The letters, dated Sept. 16, were sent to Aston Martin, BMW North America, FCA US (Fiat Chrysler Automobiles), Ford Motor Co., General Motors, American Honda Motor Co., Hyundai Motors North America, Jaguar Land Rover North America, Lamborghini, Mazda North America, Mercedes Benz USA, Mitsubishi, Nissan North America, Porsche, Subaru Motors America, Tesla, Toyota North America, Volkswagen Group of America (with Audi), and Volvo.
Automakers responded to a similar letter in December 2013, but the senators stressed the need for more current information.
“As vehicles become increasingly connected to the Internet and to one another through advanced features and services, we continue to see how these technologies present vulnerabilities that can compromise the safety and privacy of drivers and passengers,” each letter states. “We have specifically learned how third parties can access the electronic controls and data of vehicles from many different entry points, including wireless connections, and we appreciate that many automotive companies have begun to take concrete steps to close these security gaps.”
Blumenthal and Markey are members of the Senate Commerce, Science and Transportation Committee.

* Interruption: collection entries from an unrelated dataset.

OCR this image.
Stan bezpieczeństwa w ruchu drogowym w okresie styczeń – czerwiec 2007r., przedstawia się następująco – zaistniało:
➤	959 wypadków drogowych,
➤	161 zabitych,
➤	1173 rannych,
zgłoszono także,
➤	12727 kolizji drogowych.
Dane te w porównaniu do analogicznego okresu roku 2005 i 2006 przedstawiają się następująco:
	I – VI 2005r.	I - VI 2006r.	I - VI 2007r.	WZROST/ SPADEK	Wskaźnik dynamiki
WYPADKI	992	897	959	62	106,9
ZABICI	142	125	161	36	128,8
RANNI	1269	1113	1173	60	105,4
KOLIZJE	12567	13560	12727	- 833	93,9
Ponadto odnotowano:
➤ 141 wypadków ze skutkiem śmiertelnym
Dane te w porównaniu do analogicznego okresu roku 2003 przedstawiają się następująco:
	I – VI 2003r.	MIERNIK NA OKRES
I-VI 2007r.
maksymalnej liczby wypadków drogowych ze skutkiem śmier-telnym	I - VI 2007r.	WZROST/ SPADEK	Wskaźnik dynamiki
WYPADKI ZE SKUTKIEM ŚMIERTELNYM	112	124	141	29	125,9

To view a copy of one of the letters, click here.
In July, Blumenthal and Markey introduced a bill that would direct the National Highway Traffic Safety Administration and the Federal Trade Commission to establish federal standards for securing vehicles and driver personal information against hacking. The bill would also establish a rating system – or “cyber dashboard” – to inform vehicle owners about how well the vehicle protects driver security and privacy beyond those minimum standards. Click here to read the bill.
The senators set an Oct. 16 deadline for the automaker cybersecurity updates.